Example 5 includes one or more examples, wherein the accelerator is to check for an error in compression of the data and based on the error in a block of the compressed data, the accelerator is to decompress a portion of the data that was overwritten by compressed data.
Example 6 includes one or more examples, wherein the accelerator is to indicate the buffer is corrupted based on one or more errors from decompression of the compressed data.
Example 7 includes one or more examples, wherein the API is to cause the accelerator to perform encryption of the data.
Example 8 includes one or more examples, and includes an apparatus that includes a memory to store instructions and a processor coupled to the memory, the processor to execute the instructions to cause: issue a first call to an application program interface (API) to an accelerator to cause the accelerator to compress data, wherein: the API is to indicate whether the data is to be preserved in a buffer, the API is to indicate a first offset, the accelerator is to store the data starting at an address that is the first offset from a beginning address of the buffer allocated in a memory device, and the accelerator is to store the compressed data starting at a second offset from the beginning address of the buffer while the data is also stored in the buffer.
Example 9 includes one or more examples, wherein: the accelerator comprises: an interface to a memory device and based on the API, circuitry to perform compression of the data and to store the compressed data starting at the second offset from the beginning address of the buffer.
Example 10 includes one or more examples, wherein a value of the first offset is based on one or more of: size of the data, padding associated with data compression, or block size of the data that is to be compressed.
Example 11 includes one or more examples, wherein: based on a request to the accelerator to preserve the data in the buffer, the accelerator is to check for an error in data compression and based on the error in a block of the compressed data, restore data corresponding to the block into the buffer.
Example 12 includes one or more examples, wherein to restore data corresponding to the block into the buffer, the accelerator is to copy decompressed data to an offset from the beginning address of the buffer.
Example 13 includes one or more examples, wherein the accelerator is to check for an error in compression of the data and based on the error in a block of the compressed data, the accelerator is to decompress a portion of the data that was overwritten by compressed data.
Example 14 includes one or more examples, wherein the accelerator is to indicate the buffer is corrupted based on one or more errors from decompression of the compressed data.

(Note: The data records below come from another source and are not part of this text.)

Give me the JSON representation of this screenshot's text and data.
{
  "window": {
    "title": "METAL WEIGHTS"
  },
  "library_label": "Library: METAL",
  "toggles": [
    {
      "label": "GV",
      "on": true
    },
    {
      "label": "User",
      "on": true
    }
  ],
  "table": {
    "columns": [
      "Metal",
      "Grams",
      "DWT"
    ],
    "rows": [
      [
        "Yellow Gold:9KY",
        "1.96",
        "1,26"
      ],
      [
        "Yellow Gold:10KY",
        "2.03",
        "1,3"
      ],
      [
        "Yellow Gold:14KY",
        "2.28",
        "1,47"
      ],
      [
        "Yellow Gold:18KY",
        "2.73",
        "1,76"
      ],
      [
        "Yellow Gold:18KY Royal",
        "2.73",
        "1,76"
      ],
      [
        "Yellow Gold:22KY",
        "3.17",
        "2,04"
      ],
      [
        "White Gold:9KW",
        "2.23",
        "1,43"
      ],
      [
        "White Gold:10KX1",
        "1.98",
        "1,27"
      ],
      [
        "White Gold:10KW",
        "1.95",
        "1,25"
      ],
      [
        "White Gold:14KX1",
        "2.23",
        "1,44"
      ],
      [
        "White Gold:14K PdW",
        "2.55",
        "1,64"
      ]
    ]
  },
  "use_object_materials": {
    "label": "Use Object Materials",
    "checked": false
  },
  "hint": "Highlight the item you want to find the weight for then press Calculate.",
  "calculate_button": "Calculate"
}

Example 15 includes one or more examples, wherein the API is to cause the accelerator to perform encryption of the data.
Example 16 includes one or more examples, and includes a process of making an accelerator comprising: connecting an accelerator to a memory device, wherein the accelerator stores data starting at an address that is a first offset from a beginning address of a buffer allocated in the memory device, the accelerators compresses the data, and the accelerator stores the compressed data starting at a second offset from the beginning address of the buffer while the data is also stored in the buffer.
Example 17 includes one or more examples, wherein: the first offset is based on one or more of: size of the data, padding associated with data compression, or block size of the data that is to be compressed.
Example 18 includes one or more examples, wherein: based on a request to the accelerator to preserve the data in the buffer, the accelerator checks for an error in data compression and based on the error in a block of the compressed data, restores data corresponding to the block into the buffer.
Example 19 includes one or more examples, wherein: the accelerator indicates the buffer is corrupted based on one or more errors from decompression of the compressed data.
Example 20 includes one or more examples, wherein: the accelerator performs encryption of the data.